Ele chegou leve, suave, como uma
brisa. E com essa mesma leveza, permaneceu conosco por algumas horas. Veio para
ouvir. Poucas são as pessoas com essa disposição e este irmão parece ter
nascido para isto: dar atenção, escutar. Com certeza ele tem suas aflições, mas
as retém consigo, sem que alguém lhe ofereça ao menos uma orelha para que fale.
Encontrei-me com ele de manhã, amável
como sempre. Levei-o à minha escola e depois o conduzi até a casa. E me pareceu
que sua única curiosidade seria a de conhecer o ranchinho, onde costumo me
esconder para rabiscar minhas inquietações – como “Minhas Manhãs”, recentemente
postada neste blog. Mas pareceu-me decepcionado com a aceroleira. Talvez a
imaginasse grande e frondosa, mas o que se viu não passa de um arbusto. O
suficiente, no entanto, para compor um retalho de natureza em estado
bruto, com tronco, musgos, folhagens e asas. É essa paisagem que desanuvia as retinas e
embala os delírios deste cronista insípido. Conheceu também a matilha da casa: a curiosa Pituka, o rabugento Tokinho e o
desconfiado Tiziu. Ainda que não demonstrasse intimidade, não denotou repulsa
aos cães. Já está bom.
Minimalista na mesa, seu prato
daria para alimentar, com sobra, um recém-nascido. Com tão pouco rango, pensei:
talvez as orações lhe completem a refeição. “Meu bucho é pequeno. Como pouco,
mas gosto de comer sempre”, diz para pôr fim a eventuais insistências dos
anfitriões. Com isso, explica que gosta de “beliscar”. Talvez, nesse aspecto, seja
o único que tenha puxado a mãe. Mamãe come pouquinho durante as refeições, mas,
na surdina, sempre dá suas “beliscadas”. Contudo ainda não pude flagrá-lo em furtivas
mastigadas. Ao sair, quis fazer-lhe um lanche para a viagem, e ele me orientou:
“Pega um pãozinho de sal (pão francês), abre e bota uns ‘trenzinhos’ dentro,
que ele fica que nem um embornalzinho, fechadinho”.
Da irmandade, é o mais sábio e
também o mais econômico na prosa. Caso esteja numa rodinha em que se discuta
algo, permanece atento e em silêncio. Não se lhe despertando interesse,
retira-se à francesa. Instado a dar opinião, diz poucas e acertadas palavras.
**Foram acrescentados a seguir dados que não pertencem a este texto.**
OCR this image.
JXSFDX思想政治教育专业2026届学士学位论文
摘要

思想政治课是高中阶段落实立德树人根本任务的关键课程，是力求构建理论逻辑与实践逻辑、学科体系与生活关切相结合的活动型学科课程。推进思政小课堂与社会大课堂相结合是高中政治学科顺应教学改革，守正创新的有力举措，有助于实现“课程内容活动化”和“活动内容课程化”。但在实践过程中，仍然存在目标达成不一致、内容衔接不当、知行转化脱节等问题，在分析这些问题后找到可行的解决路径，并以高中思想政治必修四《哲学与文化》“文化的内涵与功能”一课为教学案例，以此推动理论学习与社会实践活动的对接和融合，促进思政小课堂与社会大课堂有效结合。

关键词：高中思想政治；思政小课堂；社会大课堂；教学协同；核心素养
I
Culto, grande conhecedor de
teologia, não se mete a responder perguntas sobre algo que julga não dominar.
“Ih, menino, sei falar sobre esse ‘trem’ não. Isso é assunto pra quem estudou.”
Nas reuniões da Congregação, da qual é superior-geral, se instado a dar
palpite, costuma dizer aos conselheiros: “Vamos debater a questão para decidir.
Estou aqui para ouvir quem entende e aprender, porque sou apenas um ‘cura de
aldeia’. Até pouco tempo, eu era capinadô
de roça lá em Guiricema!”
Diferentemente de mim, não
acumula nada. O que não está usando, passa para outros; se não vai ler o jornal
velho, descarta; a roupa tá apertada, manda pra frente – outro usa. Dessa
forma, seu guarda-roupa é enxuto, sua estante está sempre arrumadinha, a gaveta
organizada. Nada semelhante a esta mesa sobre a qual me apoio – repleta de
livros, jornais, sacolas com coisas..., uma bagunça! Aprendi que nossa cabeça tem
a forma da mesa, do guarda-roupa ou da pia. Se está organizada, a mente também;
se está bagunçada, melhor buscar tratamento. (...?!)
O Sacramentino, mais do que
líder, é um “oráculo” da Congregação e também da família. Percorre milhares de
milhas para debelar perrengues entre confrades ou rusgas entre membros de seu
clã. Em breve, singrará o Atlântico e aportará na África. Assim, este incansável
missionário segue firme no seu pastoreio. Peregrinando por terras e mares, leva
a estes e a ultramarinos povos um pouco de alegria e de paz.